Но все же стихи и музыку не протирают от пыли. А картина материлизовалась и молчит. Художник написал, простился с ней, отделался, руки умыл, повесил на стену, как распял, а ты расхлебывай». Тогда-то мы и познакомились.

В начале своей трудовой деятельности я работал с фронтовиками, которые еще не пошли на пенсию. Как-то принято было обращаться к ним на ты — Михалыч, Иваныч. На ты я и с Пал Санычем. Считал, что мы почти ровесники. Кто мог подумать, что ему семь лет назад было за семьдесят, а сидящий в машине тележурналист Вадим Фефилов — его сын.

Когда я вошел в выставочный зал, В. Столяров и юбиляр перевешивали ранее расположенную в центральном зале картину «Тюльпаны» на другое, не центральное, место. Вячеслав Петрович посоветовал автору переименовать холст в якобы напрашивающееся «Памяти павших под Ржевом». Что называется вольный перевод, пока не авторизованный.

Уже давно подмечено, что не только читатель и зритель, но и сам автор не узнает своего произведения (роман, кинокартину, живописное полотно), если прочтет отзыв критика о ней. Более того, убери название работы и покажи статью самому критику, он не вспомнит, о чем недавно яростно спорил.

«Тюльпаны» — такая прелесть: сырая, яростная, пламенеющая свежесть. А мэтр видит в ней символ. Да ради бога — высказался, похвалил, поругал, дай другому.

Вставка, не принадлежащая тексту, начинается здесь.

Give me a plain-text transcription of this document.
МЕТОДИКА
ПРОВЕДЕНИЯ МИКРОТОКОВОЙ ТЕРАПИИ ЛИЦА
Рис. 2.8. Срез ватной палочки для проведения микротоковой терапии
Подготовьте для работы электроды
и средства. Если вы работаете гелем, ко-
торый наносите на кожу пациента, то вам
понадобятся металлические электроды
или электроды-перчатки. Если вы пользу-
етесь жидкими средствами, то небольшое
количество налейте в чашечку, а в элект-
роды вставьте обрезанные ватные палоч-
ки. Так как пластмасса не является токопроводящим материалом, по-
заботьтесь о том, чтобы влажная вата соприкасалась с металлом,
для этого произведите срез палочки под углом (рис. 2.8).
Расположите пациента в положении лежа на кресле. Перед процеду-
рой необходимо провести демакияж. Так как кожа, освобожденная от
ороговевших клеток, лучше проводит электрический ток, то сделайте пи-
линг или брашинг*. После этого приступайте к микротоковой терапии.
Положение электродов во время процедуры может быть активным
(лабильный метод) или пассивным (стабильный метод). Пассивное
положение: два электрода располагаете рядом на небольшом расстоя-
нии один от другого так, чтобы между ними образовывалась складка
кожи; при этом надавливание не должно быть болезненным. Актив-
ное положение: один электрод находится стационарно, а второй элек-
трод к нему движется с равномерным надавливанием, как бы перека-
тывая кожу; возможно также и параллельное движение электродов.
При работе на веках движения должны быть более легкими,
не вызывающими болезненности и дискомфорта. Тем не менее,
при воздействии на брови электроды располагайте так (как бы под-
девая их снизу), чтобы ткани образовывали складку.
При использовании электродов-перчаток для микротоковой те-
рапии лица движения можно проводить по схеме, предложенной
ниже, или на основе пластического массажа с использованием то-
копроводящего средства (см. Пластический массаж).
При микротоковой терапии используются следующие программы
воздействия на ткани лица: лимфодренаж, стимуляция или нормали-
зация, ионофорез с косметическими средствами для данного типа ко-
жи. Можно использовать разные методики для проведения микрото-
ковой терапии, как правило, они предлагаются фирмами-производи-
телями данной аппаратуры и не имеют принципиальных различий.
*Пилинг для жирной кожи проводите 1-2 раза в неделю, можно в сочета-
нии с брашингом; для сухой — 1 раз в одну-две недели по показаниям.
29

Как бы то ни было, П. Фефилов оказал огромную роль в популяризации изобразительного жанра в Ржеве, привил простому обывателю элементарный вкус, способствовал приливу зрителя в выставочный зал. Друг с другом он никого не перессорил, не натравил. Весь огонь — на себя. Как Прометей. Но таков уж удел жертвователя. Свет принес — тебе печень клюют.

У художника, на которого Пал Саныч «наехал», однажды спросил под горячую руку и злой язык: «Ты считаешь, что он не талантлив и ничего не понимает в живописи?»

¬— Я так не говорил, не в этом дело…

Да в этом! Как говорил наш с Пал Санычем любимый Галич: «Ля-диез – это тоже, в сущности, си-бемоль».

«К Павлу Александровичу придет мудрость, у человека должно кончиться детство после 80 лет», — успокаивал собравшихся В. Столяров. А вот и нет. У Пал Саныча все только начинается.